= Sophia Amalia Marschalk =

Danish noble and courtier

Sophia Amalia Marschalk, also called Anna Marschalk, was a Danish noble and courtier. She was the favorite of the queen of Sweden, Ulrika Eleonora of Denmark.

Marschalk became the maid of honor to Ulrika Eleonora in 1678, and followed her to Sweden upon her marriage to king Charles XI of Sweden in 1680. She was described as the favorite and confidant of Ulrika Eleonora, and belonged to her circle of intimate friends alongside the queen's confessor Johan Carlberg, her mistress of the Robes Maria Elisabet Stenbock and Anna Maria Clodt. She also functioned as a secretary in the queen's many charity projects. Marschalk was an important profile at court because of her access to the queen and her ability to give others access to her, and she was therefore much courted by supplicants, so much so that she was once said to be harder to get access to than the queen herself: in 1685, Catharina Wallenstedt mentions that Marschalk was harder to get access to than the queen, and when she finally agreed to a meeting, she stated that this was a success as great as if the queen herself had arrived and that many would have envied her the success.

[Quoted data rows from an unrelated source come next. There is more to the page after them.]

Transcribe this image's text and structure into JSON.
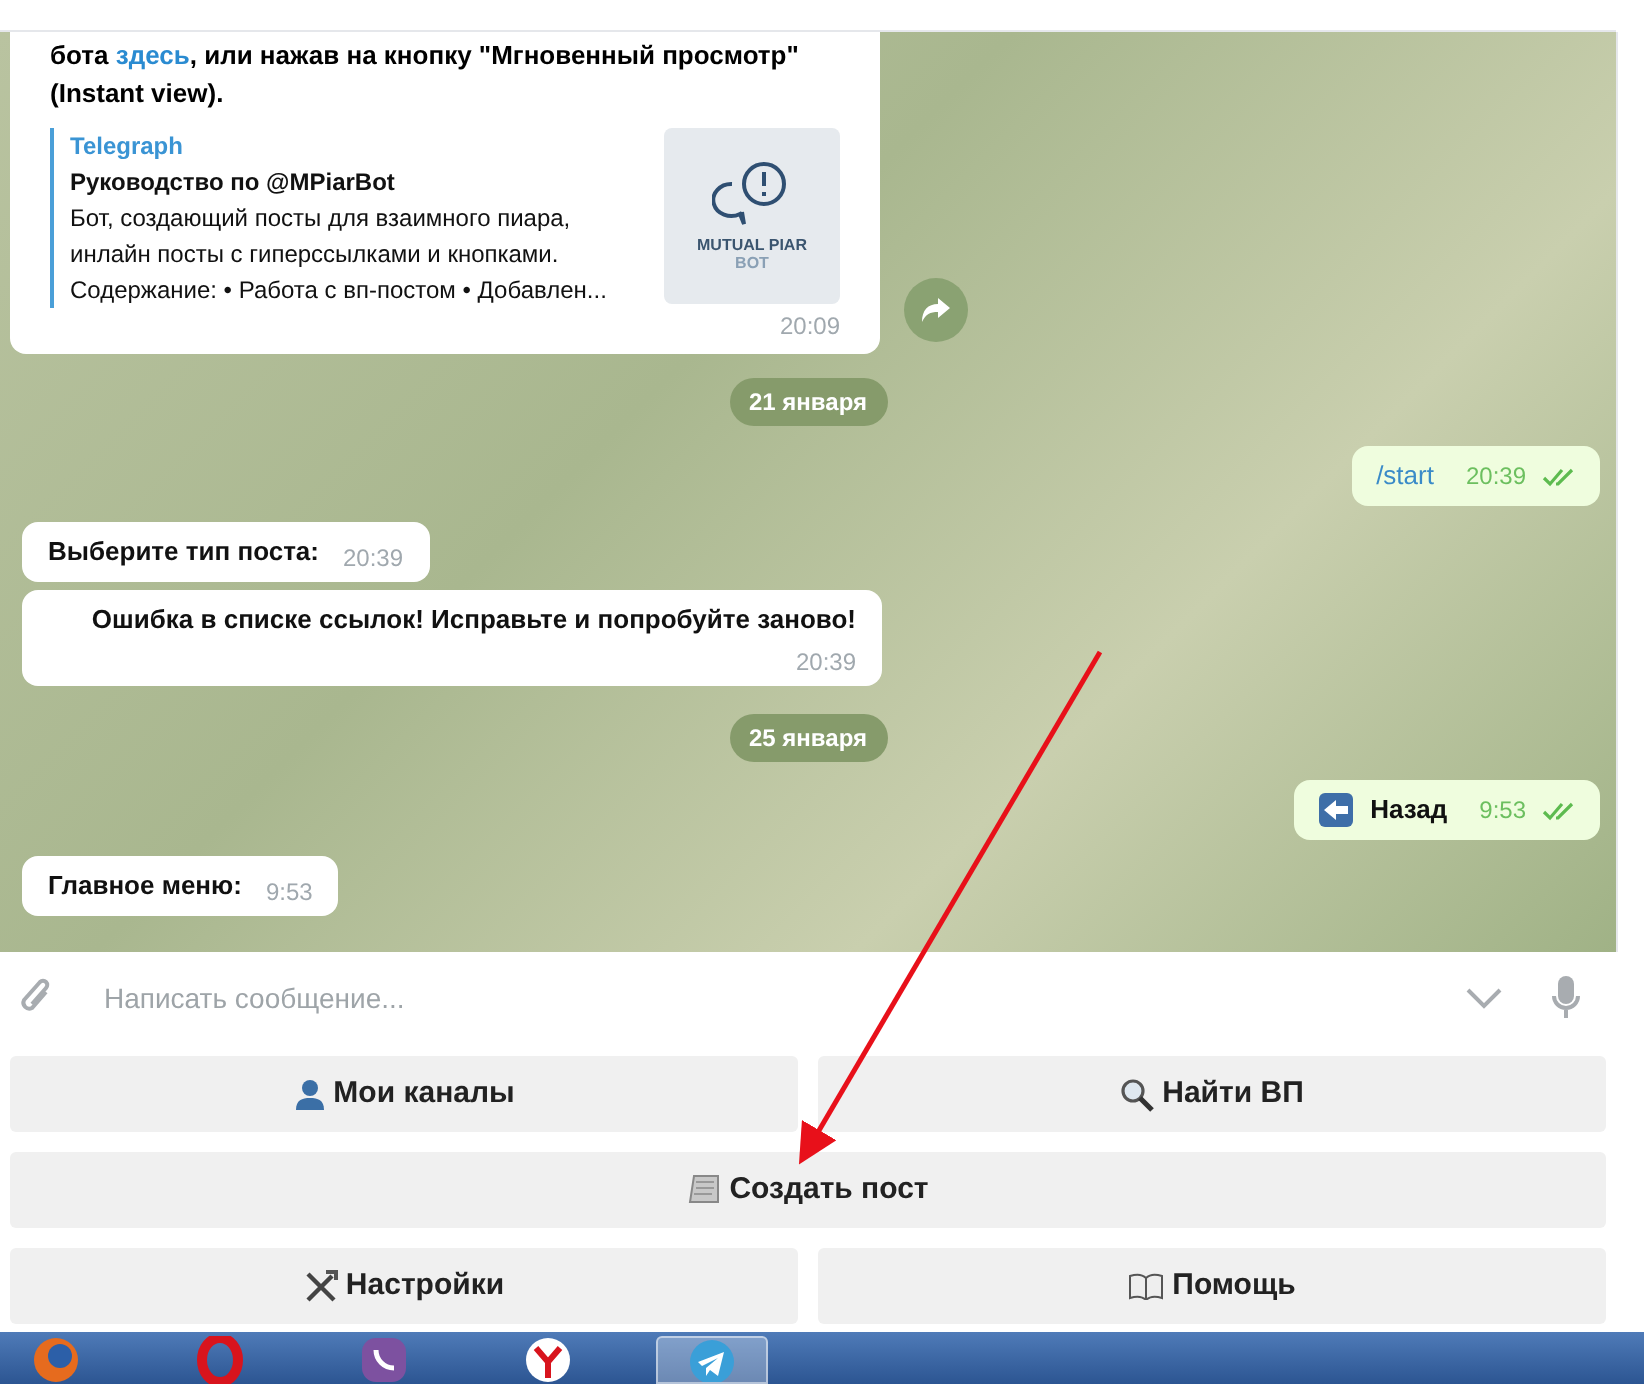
{
  "messages": [
    {
      "kind": "incoming",
      "text": "бота **здесь**, или нажав на кнопку \"Мгновенный просмотр\" (Instant view).",
      "preview": {
        "site": "Telegraph",
        "title": "Руководство по @MPiarBot",
        "description": "Бот, создающий посты для взаимного пиара, инлайн посты с гиперссылками и кнопками. Содержание: • Работа с вп-постом • Добавлен...",
        "image_text": "MUTUAL PIAR",
        "image_subtext": "BOT"
      },
      "time": "20:09",
      "forward": true
    },
    {
      "kind": "date",
      "text": "21 января"
    },
    {
      "kind": "outgoing",
      "text": "/start",
      "command": true,
      "time": "20:39",
      "read": true
    },
    {
      "kind": "incoming",
      "text": "Выберите тип поста:",
      "time": "20:39"
    },
    {
      "kind": "incoming",
      "text": "Ошибка в списке ссылок! Исправьте и попробуйте заново!",
      "time": "20:39"
    },
    {
      "kind": "date",
      "text": "25 января"
    },
    {
      "kind": "outgoing",
      "text": "Назад",
      "command": false,
      "time": "9:53",
      "read": true
    },
    {
      "kind": "incoming",
      "text": "Главное меню:",
      "time": "9:53"
    }
  ],
  "composer": {
    "placeholder": "Написать сообщение..."
  },
  "keyboard": [
    [
      {
        "label": "Мои каналы"
      },
      {
        "label": "Найти ВП"
      }
    ],
    [
      {
        "label": "Создать пост"
      }
    ],
    [
      {
        "label": "Настройки"
      },
      {
        "label": "Помощь"
      }
    ]
  ],
  "taskbar": [
    {
      "selected": false
    },
    {
      "selected": false
    },
    {
      "selected": false
    },
    {
      "selected": false
    },
    {
      "selected": true
    }
  ]
}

Sophia Amalia Marschalk was made a good impression in Sweden and was admired as a role model for her ability to converse and deport herself in social life. After the death of Ulrika Eleonora in 1693, Sophia Amalia Marschalk left Sweden for Germany, where she reportedly joined an Evangelic convent. She later left the convent, however, and converted to Catholicism. She died in Paris.